Future Problem Solvers teach elementary school students to ‘Drain the Hurricane’


Photo provided by Amy He

Sophomore Katelyn Ta passes out hurricane relief kits to the audience. These kits contain essential survival tools such as bandages, flashlights, ponchos and whistles.

In an effort to raise awareness for hurricane relief and preparedness, members of the Future Problem Solvers Club visited Highland Heights Elementary School yesterday to present to fifth graders and kindergarteners.

The members taught hurricane safety, including how hurricanes are formed, which areas are most affected, the threats of hurricanes and how to prepare. They also played a game and concluded by handing out kits and informative pamphlets.

While FPS had previously conducted virtual presentations with high schoolers, this was their first in-person presentation of the year to a much younger audience.

“Last time, presenting to high schoolers, we could give more high-level information, such as going into the details about carbon monoxide,” FPS president Amy He said. “We had to simplify this for our younger audience and rather focus on our game.”

For the game, members spread across the room, holding various shapes, each of which corresponded with a previously presented slide. The kindergarteners and fifth graders wandered around the room, searching for the information that matched with their given shape.

“The ultimate goal of the shape game was for the presentation to be more interactive and reinforce key points,” He said.

Every elementary student was eager to participate in the game, which only motivated the presenters.

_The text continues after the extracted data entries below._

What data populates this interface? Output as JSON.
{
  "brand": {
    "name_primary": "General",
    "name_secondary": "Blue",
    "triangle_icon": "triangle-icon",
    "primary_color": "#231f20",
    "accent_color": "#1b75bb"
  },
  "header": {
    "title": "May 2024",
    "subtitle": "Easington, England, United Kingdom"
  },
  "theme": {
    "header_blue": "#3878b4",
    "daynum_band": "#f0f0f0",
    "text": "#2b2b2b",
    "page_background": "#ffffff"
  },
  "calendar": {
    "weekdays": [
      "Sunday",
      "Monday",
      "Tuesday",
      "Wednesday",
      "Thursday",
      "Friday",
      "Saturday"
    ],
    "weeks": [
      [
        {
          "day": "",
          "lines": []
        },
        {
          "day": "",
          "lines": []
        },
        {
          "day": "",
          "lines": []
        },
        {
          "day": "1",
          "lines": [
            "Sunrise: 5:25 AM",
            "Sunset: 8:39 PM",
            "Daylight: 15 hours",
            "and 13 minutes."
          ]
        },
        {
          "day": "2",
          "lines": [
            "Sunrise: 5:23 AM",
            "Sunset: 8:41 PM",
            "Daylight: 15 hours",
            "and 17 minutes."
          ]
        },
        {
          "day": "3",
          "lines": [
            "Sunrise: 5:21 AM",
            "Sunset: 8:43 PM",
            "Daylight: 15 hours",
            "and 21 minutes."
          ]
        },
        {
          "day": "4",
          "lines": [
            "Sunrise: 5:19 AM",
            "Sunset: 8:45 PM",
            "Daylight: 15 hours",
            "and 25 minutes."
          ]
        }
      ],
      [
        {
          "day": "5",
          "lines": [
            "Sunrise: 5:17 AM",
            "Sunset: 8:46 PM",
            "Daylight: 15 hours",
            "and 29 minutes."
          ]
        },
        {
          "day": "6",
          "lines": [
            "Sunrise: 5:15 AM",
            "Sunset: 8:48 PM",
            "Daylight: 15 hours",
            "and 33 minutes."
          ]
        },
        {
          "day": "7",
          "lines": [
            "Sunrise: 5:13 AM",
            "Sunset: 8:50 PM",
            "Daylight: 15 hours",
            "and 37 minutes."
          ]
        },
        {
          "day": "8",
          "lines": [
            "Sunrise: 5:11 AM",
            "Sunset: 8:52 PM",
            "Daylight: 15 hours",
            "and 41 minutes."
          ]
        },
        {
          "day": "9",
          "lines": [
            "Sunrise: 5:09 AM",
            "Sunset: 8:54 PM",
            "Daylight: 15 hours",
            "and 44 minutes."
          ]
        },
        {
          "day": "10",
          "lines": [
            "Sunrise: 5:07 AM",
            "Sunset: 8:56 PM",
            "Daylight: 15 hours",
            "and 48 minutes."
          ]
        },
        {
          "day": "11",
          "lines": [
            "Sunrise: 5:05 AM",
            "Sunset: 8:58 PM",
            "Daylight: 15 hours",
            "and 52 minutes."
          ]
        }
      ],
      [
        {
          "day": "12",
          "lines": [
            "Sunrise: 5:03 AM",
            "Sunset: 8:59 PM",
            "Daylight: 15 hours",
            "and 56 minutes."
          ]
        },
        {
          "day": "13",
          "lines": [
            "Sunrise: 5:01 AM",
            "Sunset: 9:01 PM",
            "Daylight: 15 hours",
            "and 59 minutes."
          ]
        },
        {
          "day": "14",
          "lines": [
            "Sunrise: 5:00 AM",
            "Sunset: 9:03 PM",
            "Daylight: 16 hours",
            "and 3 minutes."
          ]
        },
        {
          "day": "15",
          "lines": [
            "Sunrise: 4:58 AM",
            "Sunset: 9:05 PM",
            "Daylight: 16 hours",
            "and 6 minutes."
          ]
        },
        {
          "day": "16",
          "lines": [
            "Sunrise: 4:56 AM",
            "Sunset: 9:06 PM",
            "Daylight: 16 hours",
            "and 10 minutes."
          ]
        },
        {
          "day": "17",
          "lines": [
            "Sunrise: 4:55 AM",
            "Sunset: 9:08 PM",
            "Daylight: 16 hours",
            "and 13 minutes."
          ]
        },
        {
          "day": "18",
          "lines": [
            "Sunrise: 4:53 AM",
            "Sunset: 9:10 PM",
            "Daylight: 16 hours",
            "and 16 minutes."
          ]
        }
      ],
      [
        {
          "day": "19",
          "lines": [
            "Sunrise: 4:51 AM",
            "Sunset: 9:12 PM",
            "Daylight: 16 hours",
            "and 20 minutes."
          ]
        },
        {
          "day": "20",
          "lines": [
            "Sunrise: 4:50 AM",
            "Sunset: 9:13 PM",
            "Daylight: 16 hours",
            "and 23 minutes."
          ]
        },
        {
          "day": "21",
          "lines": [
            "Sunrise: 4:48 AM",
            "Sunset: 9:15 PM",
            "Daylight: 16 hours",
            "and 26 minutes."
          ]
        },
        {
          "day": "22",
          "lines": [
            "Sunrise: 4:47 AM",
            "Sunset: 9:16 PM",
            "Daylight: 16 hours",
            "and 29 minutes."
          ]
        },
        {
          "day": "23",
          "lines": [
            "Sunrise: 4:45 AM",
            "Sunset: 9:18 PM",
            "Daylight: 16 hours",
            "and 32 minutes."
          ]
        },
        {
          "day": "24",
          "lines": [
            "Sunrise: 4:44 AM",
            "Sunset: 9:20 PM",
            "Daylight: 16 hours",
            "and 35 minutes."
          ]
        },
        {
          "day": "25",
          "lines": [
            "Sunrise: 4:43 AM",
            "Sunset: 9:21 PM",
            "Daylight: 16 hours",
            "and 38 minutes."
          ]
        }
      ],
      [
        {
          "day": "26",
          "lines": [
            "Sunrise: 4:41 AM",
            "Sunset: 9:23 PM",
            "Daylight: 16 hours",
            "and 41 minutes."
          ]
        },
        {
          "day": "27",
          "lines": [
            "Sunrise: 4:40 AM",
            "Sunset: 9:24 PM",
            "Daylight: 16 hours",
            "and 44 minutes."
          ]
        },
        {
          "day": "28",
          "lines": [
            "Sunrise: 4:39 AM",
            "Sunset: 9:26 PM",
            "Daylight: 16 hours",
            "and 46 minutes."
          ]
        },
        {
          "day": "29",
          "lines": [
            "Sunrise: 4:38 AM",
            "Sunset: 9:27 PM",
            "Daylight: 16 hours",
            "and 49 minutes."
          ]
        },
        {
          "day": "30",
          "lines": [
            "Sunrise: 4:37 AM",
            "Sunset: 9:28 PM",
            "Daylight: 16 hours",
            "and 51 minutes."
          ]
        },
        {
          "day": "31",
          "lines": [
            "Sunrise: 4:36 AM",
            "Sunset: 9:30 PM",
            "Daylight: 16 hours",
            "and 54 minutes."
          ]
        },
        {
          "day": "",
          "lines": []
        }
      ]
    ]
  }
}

“I was pleasantly surprised that the children were a lot more enthusiastic and interactive than any of us expected,” co-vice president Annelise Do said. “Everyone started participating in the game even though we had only selected a few kids.”

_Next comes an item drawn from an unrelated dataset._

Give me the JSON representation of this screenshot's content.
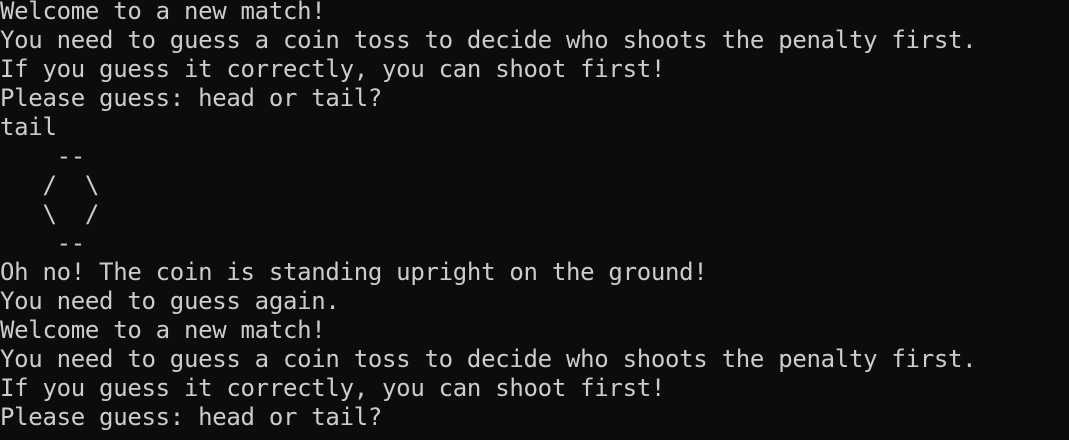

Despite a few technical difficulties, the in-person interaction allowed presenters to target a younger audience and made for a successful presentation.

“We felt a lot more energized by the end than we did at the beginning, and it made it worth leaving at 7 a.m. in 40-degree weather,” Do said. “Overall, it was a phenomenal presentation to start out with. I’m hoping it’ll set the tone for the rest to come.”

Staff members in the audience also expressed their appreciation for the presentation.

“Thank you all, the Bellaire students and the parents for coming out to Highland Heights Elementary,” PE Coach Leslie Barnes said. “These students will take this information back home and give it to their parents and it will help them. It also helps the teachers that were here today as well, to help us prepare for hurricanes.”

The presenters hope to reach parents through their kids and help them both recognize the necessity of preparing.

“Hurricanes are inevitable at times, but I want the kids to feel that they can overcome them,” He said.